As well as a brief display about fashion in Islington, there was a sectioin about poverty and the Work Houses.  The Vestry had much to do in Islington, since boroughs like this, on the border between wealth and poverty, attract many transients.  We saw the seal which authorised a 'Pauper Funeral' paid for by the local rates, and also the menus and recipes for the Workhouse inmates, presented by a descendant of the chief cook there.

'Education' included a round up of local schools and colleges, as well as the punishment book of one of the schools. Offences for which boys were caned ranged from 'disobedience' to 'jumping on vehicles.  As with all such records, the same names appear repeatedly, demonstrating just how ineffectual corporal punishment is (except, as the old joke says, in making the administrator of the beating feel better)

I think all local museums have a section on wartime, and Islington is no exception. Starting with the Swiss born Alexander Aubert, who established a militia to deal with invading Napoleonic troops, the exhibition has the stories of First World War veterans, and material from the home front during the Second World War: gas masks, first aid kits, information posters and descriptions of life under the Blitz and the V-weapons. Islington was a tube-free area (well, north of Angel anyway) until the Victoria Line, so sheltering was in cellars and basements

Entertainers and leisure featured in several sections: the many spas enjoying the clear water of the wells around here, such as the Peerless Pool, opened in 1743 with changing rooms and other facilities for bathers. (The Peerless Pool features in several Georgette Heyer novels, as addicts will recall) The section on leisure was very entertaining (!) 

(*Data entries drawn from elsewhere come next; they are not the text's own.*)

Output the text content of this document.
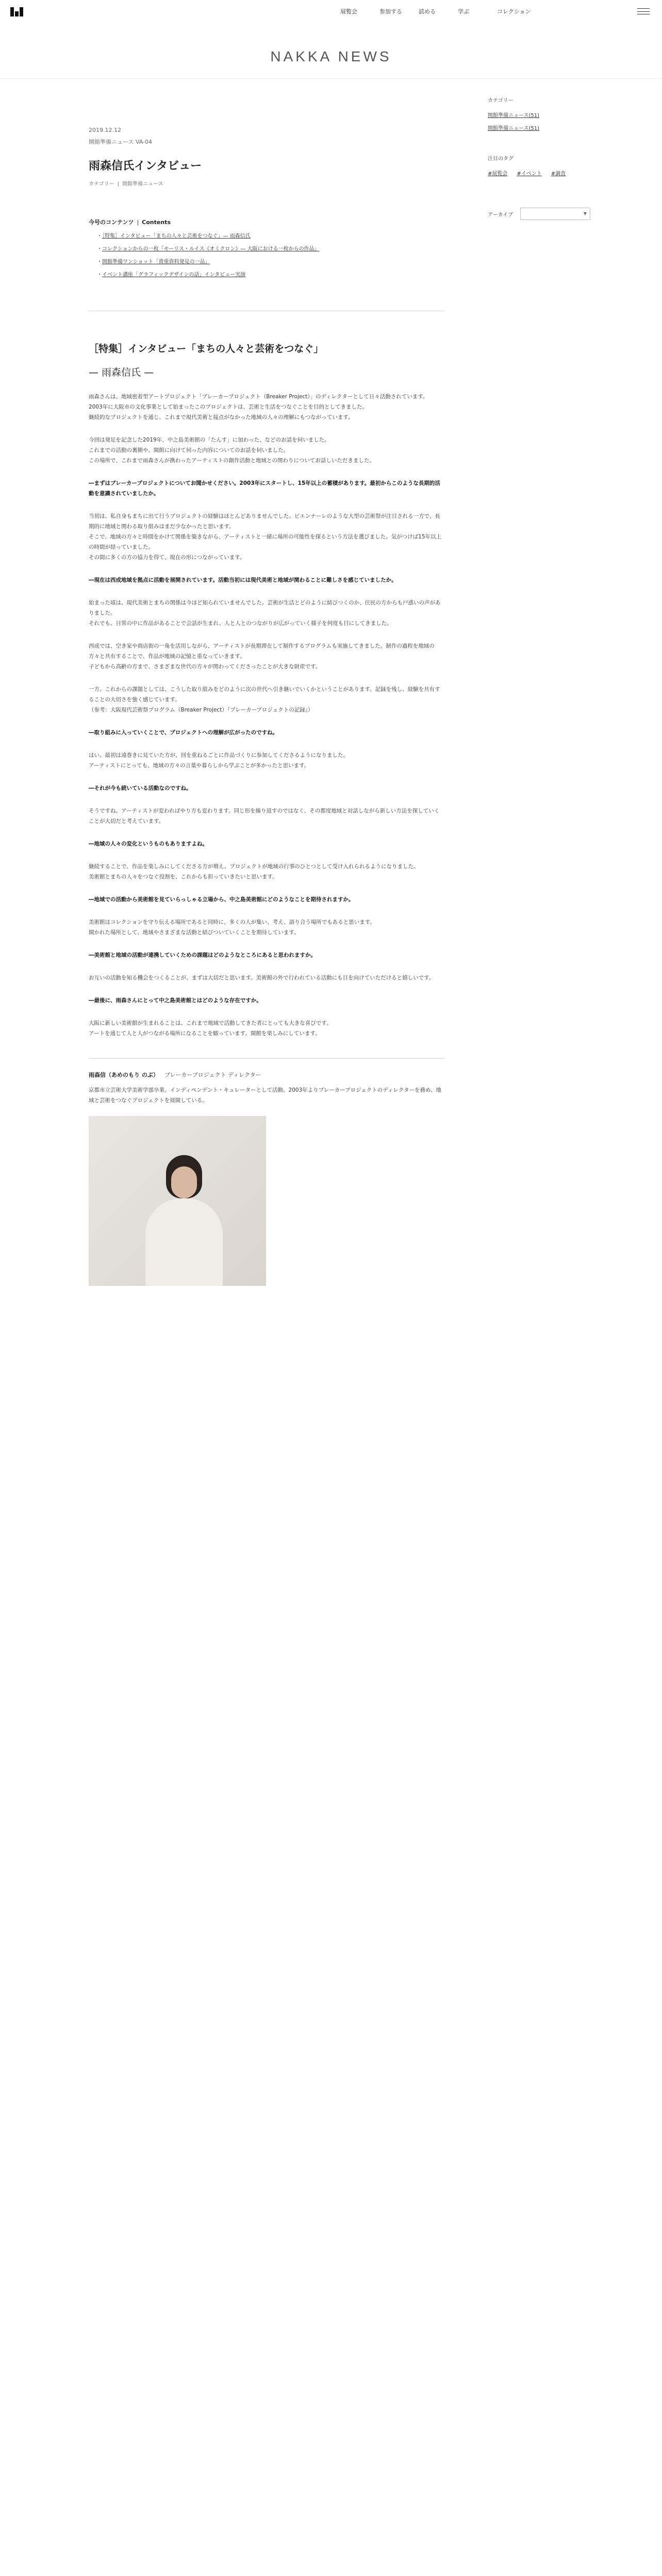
展覧会	参加する	読める	学ぶ	コレクション
NAKKA NEWS
2019.12.12
開館準備ニュース VA-04
雨森信氏インタビュー
カテゴリー | 開館準備ニュース
今号のコンテンツ | Contents
・［特集］インタビュー「まちの人々と芸術をつなぐ」— 雨森信氏
・コレクションからの一枚「モーリス・ルイス《オミクロン》― 大阪における一枚からの作品」
・開館準備ワンショット「貴重資料発見の一品」
・イベント講座「グラフィックデザインの話」インタビュー実演
［特集］インタビュー「まちの人々と芸術をつなぐ」
— 雨森信氏 —

雨森さんは、地域密着型アートプロジェクト「ブレーカープロジェクト（Breaker Project）」のディレクターとして日々活動されています。

2003年に大阪市の文化事業として始まったこのプロジェクトは、芸術と生活をつなぐことを目的としてきました。

継続的なプロジェクトを通じ、これまで現代美術と接点がなかった地域の人々の理解にもつながっています。

今回は発足を記念した2019年、中之島美術館の「たんす」に加わった、などのお話を伺いました。

これまでの活動の裏側や、開館に向けて伺った内容についてのお話を伺いました。

この場所で、これまで雨森さんが携わったアーティストの創作活動と地域との関わりについてお話しいただきました。

―まずはブレーカープロジェクトについてお聞かせください。2003年にスタートし、15年以上の蓄積があります。最初からこのような長期的活動を意識されていましたか。

当初は、私自身もまちに出て行うプロジェクトの経験はほとんどありませんでした。ビエンナーレのような大型の芸術祭が注目される一方で、長期的に地域と関わる取り組みはまだ少なかったと思います。

そこで、地域の方々と時間をかけて関係を築きながら、アーティストと一緒に場所の可能性を探るという方法を選びました。気がつけば15年以上の時間が経っていました。

その間に多くの方の協力を得て、現在の形につながっています。

―現在は西成地域を拠点に活動を展開されています。活動当初には現代美術と地域が関わることに難しさを感じていましたか。

始まった頃は、現代美術とまちの関係は今ほど知られていませんでした。芸術が生活とどのように結びつくのか、住民の方からも戸惑いの声がありました。

それでも、日常の中に作品があることで会話が生まれ、人と人とのつながりが広がっていく様子を何度も目にしてきました。

西成では、空き家や商店街の一角を活用しながら、アーティストが長期滞在して制作するプログラムも実施してきました。制作の過程を地域の方々と共有することで、作品が地域の記憶と重なっていきます。

子どもから高齢の方まで、さまざまな世代の方々が関わってくださったことが大きな財産です。

一方、これからの課題としては、こうした取り組みをどのように次の世代へ引き継いでいくかということがあります。記録を残し、経験を共有することの大切さを強く感じています。

（参考：大阪現代芸術祭プログラム（Breaker Project）『ブレーカープロジェクトの記録』）

―取り組みに入っていくことで、プロジェクトへの理解が広がったのですね。

はい。最初は遠巻きに見ていた方が、回を重ねるごとに作品づくりに参加してくださるようになりました。

アーティストにとっても、地域の方々の言葉や暮らしから学ぶことが多かったと思います。

―それが今も続いている活動なのですね。

そうですね。アーティストが変わればやり方も変わります。同じ形を繰り返すのではなく、その都度地域と対話しながら新しい方法を探していくことが大切だと考えています。

―地域の人々の変化というものもありますよね。

継続することで、作品を楽しみにしてくださる方が増え、プロジェクトが地域の行事のひとつとして受け入れられるようになりました。

美術館とまちの人々をつなぐ役割を、これからも担っていきたいと思います。

―地域での活動から美術館を見ていらっしゃる立場から、中之島美術館にどのようなことを期待されますか。

美術館はコレクションを守り伝える場所であると同時に、多くの人が集い、考え、語り合う場所でもあると思います。

開かれた場所として、地域やさまざまな活動と結びついていくことを期待しています。

―美術館と地域の活動が連携していくための課題はどのようなところにあると思われますか。

お互いの活動を知る機会をつくることが、まずは大切だと思います。美術館の外で行われている活動にも目を向けていただけると嬉しいです。

―最後に、雨森さんにとって中之島美術館とはどのような存在ですか。

大阪に新しい美術館が生まれることは、これまで地域で活動してきた者にとっても大きな喜びです。

アートを通じて人と人がつながる場所になることを願っています。開館を楽しみにしています。

雨森信（あめのもり のぶ） ブレーカープロジェクト ディレクター

京都市立芸術大学美術学部卒業。インディペンデント・キュレーターとして活動。2003年よりブレーカープロジェクトのディレクターを務め、地域と芸術をつなぐプロジェクトを展開している。

カテゴリー
開館準備ニュース(51)
開館準備ニュース(51)
注目のタグ
#展覧会 #イベント #調査
アーカイブ	▼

There was some film of Arsenal beating Liverpool in the Cup Final, in 1950, with King George VI watching. Seven cinemas opened in Islington in 1909 alone, and the borough's links with the movies were extended with the establishment of the Gainsborough Studios in 1924. This is where Hitchcock's The Lady Vanishes was filmed, Ivor Novello and James Mason also filmed here.  Then there were the three Music Halls, of which the most famouis was probably Collins, where Tommy Trinder was one of the regulars. His catch phrase ('you lucky people') could well apply when Champagne Charlie was on the bill. His sponsor, Moet and Chandon apparently used to let him offer champagne to all the customers.

Linda and I felt pretty lucky to have enjoyed such an interesting museum.